I am trying to get data of a ConfigMap in a project using openshift python library. I managed to get the name of the configmap but I can find the function or example in the documentation to extract the data. Has anyone faced this or knows a way to do that?
This is the code I used to get the CM's name (returns a dict with it):
import openshift as oc
if __name__ == '__main__':
project_selector = oc.selector('projects')
projects = project_selector.objects()
number_of_projects = len(projects)
for project in projects:
name = project.model.metadata.name
oc.invoke('project', name)
tokens = oc.invoke('get', ['configmaps']).actions()[0].as_dict()['out'].replace('\n', ' ').split(' ')
configmap_data = [x for x in tokens if len(x) > 0 and not x.isupper()]
print(configmap_data)
I did try to use oc.selector
and using with oc.selector(project_name):
to try and get some data but couldnt find a way to get it.

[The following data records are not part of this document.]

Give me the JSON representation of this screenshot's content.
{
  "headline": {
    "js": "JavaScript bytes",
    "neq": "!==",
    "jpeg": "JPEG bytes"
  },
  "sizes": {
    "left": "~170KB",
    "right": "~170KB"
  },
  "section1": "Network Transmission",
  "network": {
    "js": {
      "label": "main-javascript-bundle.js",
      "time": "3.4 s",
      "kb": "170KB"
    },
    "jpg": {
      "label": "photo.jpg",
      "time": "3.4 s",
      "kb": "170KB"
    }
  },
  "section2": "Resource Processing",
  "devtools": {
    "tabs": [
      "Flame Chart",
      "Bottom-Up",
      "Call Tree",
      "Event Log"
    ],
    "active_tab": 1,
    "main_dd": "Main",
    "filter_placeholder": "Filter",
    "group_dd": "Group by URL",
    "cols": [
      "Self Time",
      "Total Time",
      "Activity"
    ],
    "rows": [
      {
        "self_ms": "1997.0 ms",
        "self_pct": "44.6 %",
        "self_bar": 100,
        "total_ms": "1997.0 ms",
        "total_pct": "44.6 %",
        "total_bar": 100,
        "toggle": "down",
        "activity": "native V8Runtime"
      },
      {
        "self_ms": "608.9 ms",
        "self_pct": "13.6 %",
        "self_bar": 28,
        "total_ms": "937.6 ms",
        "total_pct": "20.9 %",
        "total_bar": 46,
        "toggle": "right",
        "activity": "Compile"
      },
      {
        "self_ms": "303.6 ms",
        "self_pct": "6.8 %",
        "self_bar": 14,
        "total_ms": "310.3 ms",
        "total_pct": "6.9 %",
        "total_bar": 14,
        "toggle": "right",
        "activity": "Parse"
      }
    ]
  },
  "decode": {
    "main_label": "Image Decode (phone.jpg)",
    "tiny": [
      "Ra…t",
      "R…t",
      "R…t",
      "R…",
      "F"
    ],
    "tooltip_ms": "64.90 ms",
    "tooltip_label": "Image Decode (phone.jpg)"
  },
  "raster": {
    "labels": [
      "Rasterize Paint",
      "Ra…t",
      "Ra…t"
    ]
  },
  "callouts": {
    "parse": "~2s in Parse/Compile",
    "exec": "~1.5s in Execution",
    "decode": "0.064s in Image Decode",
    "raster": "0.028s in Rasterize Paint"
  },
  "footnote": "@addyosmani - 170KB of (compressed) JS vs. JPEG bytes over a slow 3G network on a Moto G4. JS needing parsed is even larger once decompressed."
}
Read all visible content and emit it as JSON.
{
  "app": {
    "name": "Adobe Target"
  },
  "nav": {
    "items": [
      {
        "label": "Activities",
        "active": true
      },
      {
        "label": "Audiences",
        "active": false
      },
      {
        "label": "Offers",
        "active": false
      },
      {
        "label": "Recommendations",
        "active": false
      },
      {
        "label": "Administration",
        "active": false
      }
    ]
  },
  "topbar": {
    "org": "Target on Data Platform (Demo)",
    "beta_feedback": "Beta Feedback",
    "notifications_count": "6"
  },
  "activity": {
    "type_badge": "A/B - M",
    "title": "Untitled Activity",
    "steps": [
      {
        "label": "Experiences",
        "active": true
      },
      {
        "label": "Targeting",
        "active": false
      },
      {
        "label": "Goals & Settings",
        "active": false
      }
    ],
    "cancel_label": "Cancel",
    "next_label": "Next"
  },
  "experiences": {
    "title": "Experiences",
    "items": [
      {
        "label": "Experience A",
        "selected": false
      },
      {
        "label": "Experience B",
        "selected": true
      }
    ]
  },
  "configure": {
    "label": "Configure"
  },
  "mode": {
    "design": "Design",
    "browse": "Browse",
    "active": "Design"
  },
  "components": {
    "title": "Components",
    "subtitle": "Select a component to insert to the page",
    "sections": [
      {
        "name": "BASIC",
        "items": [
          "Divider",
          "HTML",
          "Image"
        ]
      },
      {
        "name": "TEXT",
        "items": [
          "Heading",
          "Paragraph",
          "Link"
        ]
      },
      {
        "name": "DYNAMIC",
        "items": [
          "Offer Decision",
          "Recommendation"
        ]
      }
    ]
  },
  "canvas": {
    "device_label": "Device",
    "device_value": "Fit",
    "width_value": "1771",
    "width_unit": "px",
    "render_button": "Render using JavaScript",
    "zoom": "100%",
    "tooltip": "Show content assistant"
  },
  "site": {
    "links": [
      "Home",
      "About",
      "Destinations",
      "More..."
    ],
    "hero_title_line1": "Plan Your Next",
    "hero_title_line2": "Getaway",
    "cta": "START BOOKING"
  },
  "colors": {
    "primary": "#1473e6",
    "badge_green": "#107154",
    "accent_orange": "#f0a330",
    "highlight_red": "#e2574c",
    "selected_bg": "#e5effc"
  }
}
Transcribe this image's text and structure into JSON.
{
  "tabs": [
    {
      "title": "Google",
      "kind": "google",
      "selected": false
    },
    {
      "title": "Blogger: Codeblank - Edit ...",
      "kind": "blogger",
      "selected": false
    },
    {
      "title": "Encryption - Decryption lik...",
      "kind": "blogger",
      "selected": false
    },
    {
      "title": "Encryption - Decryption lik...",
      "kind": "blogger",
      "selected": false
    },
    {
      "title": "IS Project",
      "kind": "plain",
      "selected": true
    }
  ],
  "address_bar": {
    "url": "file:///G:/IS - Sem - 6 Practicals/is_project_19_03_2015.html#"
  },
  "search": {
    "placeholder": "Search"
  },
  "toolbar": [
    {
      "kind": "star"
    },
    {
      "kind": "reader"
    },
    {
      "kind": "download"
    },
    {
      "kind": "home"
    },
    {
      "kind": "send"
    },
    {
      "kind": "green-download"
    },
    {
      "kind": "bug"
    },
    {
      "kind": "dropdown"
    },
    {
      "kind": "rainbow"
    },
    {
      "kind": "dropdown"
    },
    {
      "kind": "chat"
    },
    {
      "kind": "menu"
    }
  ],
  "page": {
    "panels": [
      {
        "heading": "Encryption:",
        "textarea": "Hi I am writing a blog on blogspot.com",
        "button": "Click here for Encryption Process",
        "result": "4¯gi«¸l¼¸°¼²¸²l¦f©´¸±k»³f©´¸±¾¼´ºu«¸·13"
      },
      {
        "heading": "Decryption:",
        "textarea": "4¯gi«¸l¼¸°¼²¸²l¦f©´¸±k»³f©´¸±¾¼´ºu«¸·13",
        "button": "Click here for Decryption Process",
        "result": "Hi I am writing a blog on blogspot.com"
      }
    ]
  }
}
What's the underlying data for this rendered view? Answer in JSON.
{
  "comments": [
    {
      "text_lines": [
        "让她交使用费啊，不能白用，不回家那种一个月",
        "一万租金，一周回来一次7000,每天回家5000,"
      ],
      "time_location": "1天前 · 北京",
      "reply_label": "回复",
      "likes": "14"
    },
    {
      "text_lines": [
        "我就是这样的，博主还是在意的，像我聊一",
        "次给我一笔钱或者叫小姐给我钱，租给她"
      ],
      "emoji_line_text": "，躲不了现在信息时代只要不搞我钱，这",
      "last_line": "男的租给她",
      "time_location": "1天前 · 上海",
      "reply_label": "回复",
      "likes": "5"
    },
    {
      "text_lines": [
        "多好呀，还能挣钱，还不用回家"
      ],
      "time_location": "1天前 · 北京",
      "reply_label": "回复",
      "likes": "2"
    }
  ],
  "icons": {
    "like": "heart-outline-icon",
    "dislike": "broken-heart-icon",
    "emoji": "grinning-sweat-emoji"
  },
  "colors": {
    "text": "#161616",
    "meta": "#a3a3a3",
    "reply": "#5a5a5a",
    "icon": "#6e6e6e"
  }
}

Please note that I don't need to use oc cmd commands and I have to use python for it. Currently I just need the data, and later see how to change it.
Thank you.
If you're using oc.invoke
, you need to pass the appropriate command line arguments. Consider what happens if you run the same command manually:
$ oc get configmaps
NAME DATA AGE
coredns 1 54d
extension-apiserver-authentication 6 54d
kube-apiserver-legacy-service-account-token-tracking 1 54d
kube-proxy 2 54d
kube-root-ca.crt 1 54d
kubeadm-config 1 54d
kubelet-config 1 54d
You get the names, but not the content. If you want the content, you would need to select a more appropriate output format, such as -o json
:
$ oc get configmaps kubelet-config -o json
{
"apiVersion": "v1",
"data": {
...
},
"kind": "ConfigMap",
"metadata": {
"name": "kubelet-config",
"namespace": "kube-system",
}
}
You need to include the same arguments in your call to oc.invoke
. Something like this demonstrates how things would work:
import openshift as oc
import json
project_selector = oc.selector('projects')
projects = project_selector.objects()
for project in projects:
# get a list of configmap names
configmaps = oc.invoke('get', ['-n', project.name(), '-o', 'name', 'configmaps'])
# for each configmap, get the content
for cm in configmaps.out().splitlines():
out = oc.invoke('get', ['-n', project.name(), '-o', 'json', cm])
manifest = json.loads(out.out())
data = manifest['data']
print(data)
That works, but don't do that.
It's obvious you already know how to use selectors, since that's how you're iterating over projects. You should be using the same technique to iterate over configmaps:
import openshift as oc
projects = oc.selector('projects')
for project in projects.objects():
with oc.project(project.name()):
configmaps = oc.selector('configmaps')
for cm in configmaps.objects():
data = cm.as_dict()['data']
print(data)
This is based pretty much on examples straight from the documentation. Iterating over configmaps.objects()
gets you an API object for each ConfigMap. You have access to the name and the content.